Investigating Underlying Drivers of Variability in Residential Energy
Usage Patterns with Daily Load Shape Clustering of Smart Meter Data
- URL: http://arxiv.org/abs/2102.11027v1
- Date: Tue, 16 Feb 2021 16:56:27 GMT
- Title: Investigating Underlying Drivers of Variability in Residential Energy
Usage Patterns with Daily Load Shape Clustering of Smart Meter Data
- Authors: Ling Jin, C. Anna Spurlock, Sam Borgeson, Alina Lazar, Daniel Fredman,
Annika Todd, Alexander Sim, Kesheng Wu
- Abstract summary: Large-scale deployment of smart meters has motivated increasing studies to explore disaggregated daily load patterns.
This paper aims to shed light on the mechanisms by which electricity consumption patterns exhibit variability.
- Score: 53.51471969978107
- License: http://arxiv.org/licenses/nonexclusive-distrib/1.0/
- Abstract: Residential customers have traditionally not been treated as individual
entities due to the high volatility in residential consumption patterns as well
as a historic focus on aggregated loads from the utility and system feeder
perspective. Large-scale deployment of smart meters has motivated increasing
studies to explore disaggregated daily load patterns, which can reveal
important heterogeneity across different time scales, weather conditions, as
well as within and across individual households. This paper aims to shed light
on the mechanisms by which electricity consumption patterns exhibit variability
and the different constraints that may affect demand-response (DR) flexibility.

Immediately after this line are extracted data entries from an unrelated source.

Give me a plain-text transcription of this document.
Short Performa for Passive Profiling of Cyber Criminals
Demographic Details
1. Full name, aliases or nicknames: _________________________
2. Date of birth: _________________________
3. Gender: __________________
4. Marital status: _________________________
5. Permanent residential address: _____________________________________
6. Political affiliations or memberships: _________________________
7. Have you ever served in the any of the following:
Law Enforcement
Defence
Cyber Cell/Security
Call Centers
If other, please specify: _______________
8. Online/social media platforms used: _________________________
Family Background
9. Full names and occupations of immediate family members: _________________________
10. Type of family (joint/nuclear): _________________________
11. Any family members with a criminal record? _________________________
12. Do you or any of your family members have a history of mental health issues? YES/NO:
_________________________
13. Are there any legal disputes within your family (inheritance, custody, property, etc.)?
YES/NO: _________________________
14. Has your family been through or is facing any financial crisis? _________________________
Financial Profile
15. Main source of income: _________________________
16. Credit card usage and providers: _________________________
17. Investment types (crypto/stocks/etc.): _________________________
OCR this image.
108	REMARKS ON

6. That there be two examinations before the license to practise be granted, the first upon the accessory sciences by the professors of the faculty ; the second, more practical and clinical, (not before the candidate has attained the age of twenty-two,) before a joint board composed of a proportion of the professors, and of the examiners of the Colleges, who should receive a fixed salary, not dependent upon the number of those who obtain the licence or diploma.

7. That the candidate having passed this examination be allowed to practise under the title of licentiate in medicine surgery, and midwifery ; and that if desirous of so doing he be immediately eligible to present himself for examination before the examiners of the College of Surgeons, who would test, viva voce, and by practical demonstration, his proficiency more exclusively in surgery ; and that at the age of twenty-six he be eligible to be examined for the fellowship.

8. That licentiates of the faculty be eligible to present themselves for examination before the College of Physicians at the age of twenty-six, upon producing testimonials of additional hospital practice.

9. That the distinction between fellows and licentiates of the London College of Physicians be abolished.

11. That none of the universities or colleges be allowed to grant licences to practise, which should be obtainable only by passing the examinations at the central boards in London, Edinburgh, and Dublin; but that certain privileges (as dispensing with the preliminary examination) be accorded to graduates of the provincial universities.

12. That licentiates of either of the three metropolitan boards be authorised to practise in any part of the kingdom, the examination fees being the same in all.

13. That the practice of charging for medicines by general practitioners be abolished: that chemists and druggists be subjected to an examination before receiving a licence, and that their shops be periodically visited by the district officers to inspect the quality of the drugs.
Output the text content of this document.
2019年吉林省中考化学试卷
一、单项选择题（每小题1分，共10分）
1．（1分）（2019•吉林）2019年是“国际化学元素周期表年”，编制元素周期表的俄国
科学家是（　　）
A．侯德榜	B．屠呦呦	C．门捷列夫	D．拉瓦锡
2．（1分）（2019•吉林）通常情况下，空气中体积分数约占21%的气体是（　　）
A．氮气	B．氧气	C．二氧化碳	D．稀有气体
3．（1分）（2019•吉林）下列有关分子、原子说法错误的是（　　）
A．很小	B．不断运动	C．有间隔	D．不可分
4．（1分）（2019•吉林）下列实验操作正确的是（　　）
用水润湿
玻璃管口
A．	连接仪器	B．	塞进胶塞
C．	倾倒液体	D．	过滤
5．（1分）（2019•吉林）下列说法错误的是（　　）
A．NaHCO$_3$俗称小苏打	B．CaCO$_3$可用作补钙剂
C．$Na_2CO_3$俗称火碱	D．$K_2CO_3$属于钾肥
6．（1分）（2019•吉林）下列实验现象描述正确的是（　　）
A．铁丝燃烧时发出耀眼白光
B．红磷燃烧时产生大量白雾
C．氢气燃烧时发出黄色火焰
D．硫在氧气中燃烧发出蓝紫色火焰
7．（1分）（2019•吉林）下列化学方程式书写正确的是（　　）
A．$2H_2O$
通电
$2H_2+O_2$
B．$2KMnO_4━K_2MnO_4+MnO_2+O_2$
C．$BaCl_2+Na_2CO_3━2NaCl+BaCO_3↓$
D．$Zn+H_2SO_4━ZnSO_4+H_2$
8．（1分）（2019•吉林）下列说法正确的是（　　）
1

We systematically evaluate the relationship between daily time-of-use patterns
and their variability to external and internal influencing factors, including
time scales of interest, meteorological conditions, and household
characteristics by application of an improved version of the adaptive K-means
clustering method to profile "household-days" of a summer peaking utility. We
find that for this summer-peaking utility, outdoor temperature is the most
important external driver of the load shape variability relative to seasonality
and day-of-week. The top three consumption patterns represent approximately 50%
of usage on the highest temperature days. The variability in summer load shapes
across customers can be explained by the responsiveness of the households to
outside temperature. Our results suggest that depending on the influencing
factors, not all the consumption variability can be readily translated to
consumption flexibility. Such information needs to be further explored in
segmenting customers for better program targeting and tailoring to meet the
needs of the rapidly evolving electricity grid.